Onderschrijft U de conclusie van het onderzoek van de bureaus Scoop in
Middelburg en Sardes in Utrecht dat kinderen van laagopgeleide ouders op het
platteland slechter presteren op de basisschool dan hun medeleerlingen
elders in het land?
2.
Deelt U de mening van Uw partijgenote mw. Verburg: "We moeten af van de
dominantie van de grote steden.
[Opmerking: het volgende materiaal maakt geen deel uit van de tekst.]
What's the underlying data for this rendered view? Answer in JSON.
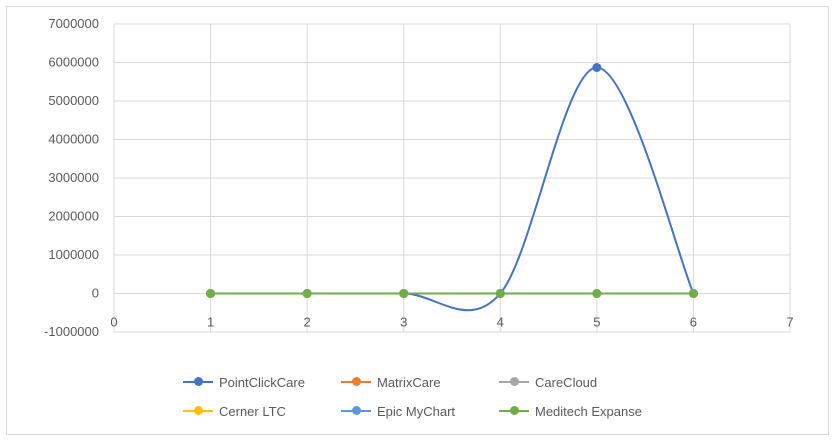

Het platteland is minstens gelijkwaardig.
Dat is een kenmerklend verschil tussen het oude en het nieuwe kabinet."? Zo
ja, op welke wijze gaat U daaraan dan binnen het onderwijsbeleid vorm geven?
3.
Deelt U onze mening dat het gegeven dat kinderen in het Noorden vooral
achterblijven in de vaardigheid van begrijpend lezen, hun onderwijskansen
ernstig beperkt?
4.
Acht U het mede ten behoeve van de regionale economie van het Noorden
wenselijk dat de oorzaken van deze achterstanden worden weggewerkt?
5.
Welke mogelijkheden ziet U om basisscholen in het Noorden, waarbij overigens
met de kwaliteit niet zoveel mis is, meer erop te richten dat scholen hun
leerlingen beter gaan motiveren om verder te leren?
6.
Welke mogelijkheden ziet U om het probleem van de grotere spreiding van
scholen te ondervangen die leerlingen ertoe dwingt om verder te reizen en
een opleiding te kiezen die geen recht doet aan hun capaciteiten?
7.
Welke mogelijkheden ziet U om verandering te brengen in het verschijnsel dat
onderwijsinstellingen in dunbevolkte gebieden niet in aanmerking komen voor
gelden ten behoeve van achterstandsleerlingen, omdat deze instellingen de
norm niet halen?
8.
Op welke termijn kunnen wij U beoordelen op Uw daden in dezen?